QUIETLY, Tasmania convert David Moyle has been working away with his overlords on the creation of Franklin, the new restaurant-cafe project at the old Mercury building in Hobart. Moyle, a chef who left Byron Bay after three years at Pacific Dining Room and found himself a niche at Peppermint Bay south of Hobart, is excited about the commissioning of a new wood-burning cast-iron Scotch oven. “We want this to be something that’s still around in 50 years,” says the now bushranger-bearded Moyle.

SYDNEY’S Luke Mangan is spreading his wings again, this time to the Maldives. Mangan’s brand is already well established in Asia, and his next foray is with luxury hotel operator Small Maldives Island Co and its resort Amilla Fushi on Baa Atoll, one of its two planned properties. Fushi opens in November; Finolhu next year.

WHILE Adelaide’s Trimm family has trimmed its restaurant empire in recent years, it hasn’t abandoned The Grace Establishment. Aria-trained chef Paul Baker took the helm late last year and has spent the ensuing months “refining” the team, establishing new relationships with producers and abandoning the restaurant’s somewhat dude-ish menu. “Adelaide is a great place for a chef,” says Baker, 32, “we have regions like the McLaren Vale and Barossa so close to the city, so accessible.”

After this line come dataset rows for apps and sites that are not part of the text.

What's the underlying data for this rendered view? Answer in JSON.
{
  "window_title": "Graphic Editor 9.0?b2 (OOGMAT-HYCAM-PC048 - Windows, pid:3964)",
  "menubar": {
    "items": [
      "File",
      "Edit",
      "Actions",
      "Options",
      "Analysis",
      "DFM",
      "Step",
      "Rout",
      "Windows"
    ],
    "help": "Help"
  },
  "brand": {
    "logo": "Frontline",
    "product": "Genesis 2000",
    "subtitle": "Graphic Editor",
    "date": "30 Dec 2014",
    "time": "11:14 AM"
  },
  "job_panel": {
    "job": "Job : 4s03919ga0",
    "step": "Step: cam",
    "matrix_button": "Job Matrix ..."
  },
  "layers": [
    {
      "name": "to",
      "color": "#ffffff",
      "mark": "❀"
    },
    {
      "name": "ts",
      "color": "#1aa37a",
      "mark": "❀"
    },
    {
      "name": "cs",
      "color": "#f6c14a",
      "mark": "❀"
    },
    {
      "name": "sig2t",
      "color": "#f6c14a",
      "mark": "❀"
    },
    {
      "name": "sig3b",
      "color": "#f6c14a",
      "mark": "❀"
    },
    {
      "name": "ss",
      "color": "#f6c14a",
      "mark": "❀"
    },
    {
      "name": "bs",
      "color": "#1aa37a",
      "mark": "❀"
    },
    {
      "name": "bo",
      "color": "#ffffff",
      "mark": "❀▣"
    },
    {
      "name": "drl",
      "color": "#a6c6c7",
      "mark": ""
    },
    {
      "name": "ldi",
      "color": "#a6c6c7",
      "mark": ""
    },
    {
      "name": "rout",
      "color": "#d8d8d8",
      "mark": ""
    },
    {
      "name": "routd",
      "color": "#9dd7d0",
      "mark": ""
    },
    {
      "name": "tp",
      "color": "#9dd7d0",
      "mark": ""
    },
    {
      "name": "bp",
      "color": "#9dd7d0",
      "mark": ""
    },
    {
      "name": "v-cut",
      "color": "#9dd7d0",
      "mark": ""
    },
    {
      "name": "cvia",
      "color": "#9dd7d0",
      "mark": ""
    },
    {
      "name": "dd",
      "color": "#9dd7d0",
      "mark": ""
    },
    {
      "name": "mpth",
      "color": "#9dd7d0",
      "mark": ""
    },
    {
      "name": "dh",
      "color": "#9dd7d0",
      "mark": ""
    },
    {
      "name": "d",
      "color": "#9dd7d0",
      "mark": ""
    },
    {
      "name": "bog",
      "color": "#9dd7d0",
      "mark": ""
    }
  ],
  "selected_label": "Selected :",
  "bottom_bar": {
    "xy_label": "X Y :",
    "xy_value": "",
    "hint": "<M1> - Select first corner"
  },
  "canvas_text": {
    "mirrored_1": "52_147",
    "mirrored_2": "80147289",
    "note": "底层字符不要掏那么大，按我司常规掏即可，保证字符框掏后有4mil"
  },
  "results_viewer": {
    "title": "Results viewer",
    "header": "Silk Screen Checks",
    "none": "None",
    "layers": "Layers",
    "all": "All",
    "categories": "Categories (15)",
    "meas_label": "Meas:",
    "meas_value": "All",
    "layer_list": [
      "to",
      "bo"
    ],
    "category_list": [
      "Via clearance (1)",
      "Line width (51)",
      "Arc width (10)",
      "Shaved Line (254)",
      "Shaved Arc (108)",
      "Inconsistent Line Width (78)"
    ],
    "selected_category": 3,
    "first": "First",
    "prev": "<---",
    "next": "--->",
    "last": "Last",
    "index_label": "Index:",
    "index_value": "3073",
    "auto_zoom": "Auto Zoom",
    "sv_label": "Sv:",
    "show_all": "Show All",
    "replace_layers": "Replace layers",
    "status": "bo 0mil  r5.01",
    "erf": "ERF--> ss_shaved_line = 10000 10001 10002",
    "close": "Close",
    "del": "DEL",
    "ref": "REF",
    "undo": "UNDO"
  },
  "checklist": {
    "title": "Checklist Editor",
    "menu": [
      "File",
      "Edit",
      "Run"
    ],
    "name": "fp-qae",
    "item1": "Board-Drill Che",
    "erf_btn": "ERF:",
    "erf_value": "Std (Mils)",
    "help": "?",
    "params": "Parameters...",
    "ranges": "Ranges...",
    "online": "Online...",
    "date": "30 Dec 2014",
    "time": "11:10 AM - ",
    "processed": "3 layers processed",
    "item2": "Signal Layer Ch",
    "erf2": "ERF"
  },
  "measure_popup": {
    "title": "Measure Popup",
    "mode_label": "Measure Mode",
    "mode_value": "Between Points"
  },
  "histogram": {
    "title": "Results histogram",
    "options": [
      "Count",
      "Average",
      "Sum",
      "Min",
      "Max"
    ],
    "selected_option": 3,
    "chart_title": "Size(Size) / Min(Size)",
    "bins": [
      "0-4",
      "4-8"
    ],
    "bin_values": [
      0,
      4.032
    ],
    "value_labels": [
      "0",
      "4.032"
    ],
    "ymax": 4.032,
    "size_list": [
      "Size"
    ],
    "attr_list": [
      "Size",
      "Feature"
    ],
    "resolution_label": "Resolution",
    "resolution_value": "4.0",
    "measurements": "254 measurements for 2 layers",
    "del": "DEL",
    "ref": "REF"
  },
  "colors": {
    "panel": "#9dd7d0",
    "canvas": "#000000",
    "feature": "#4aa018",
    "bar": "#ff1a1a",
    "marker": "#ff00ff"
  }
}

KURT Sampson, the former Melbourne chef who found success in Perth at Pata Negra, has flown the Nedlands coop. The Moroccan-Iberian specialist has other fish to ceviche, so to speak. He will be executive chef for Bread and Circuses group. His first project is to establish a kitchen team at The Dominion League, a bar soon to open in the old Court Wine Bar in Northbridge.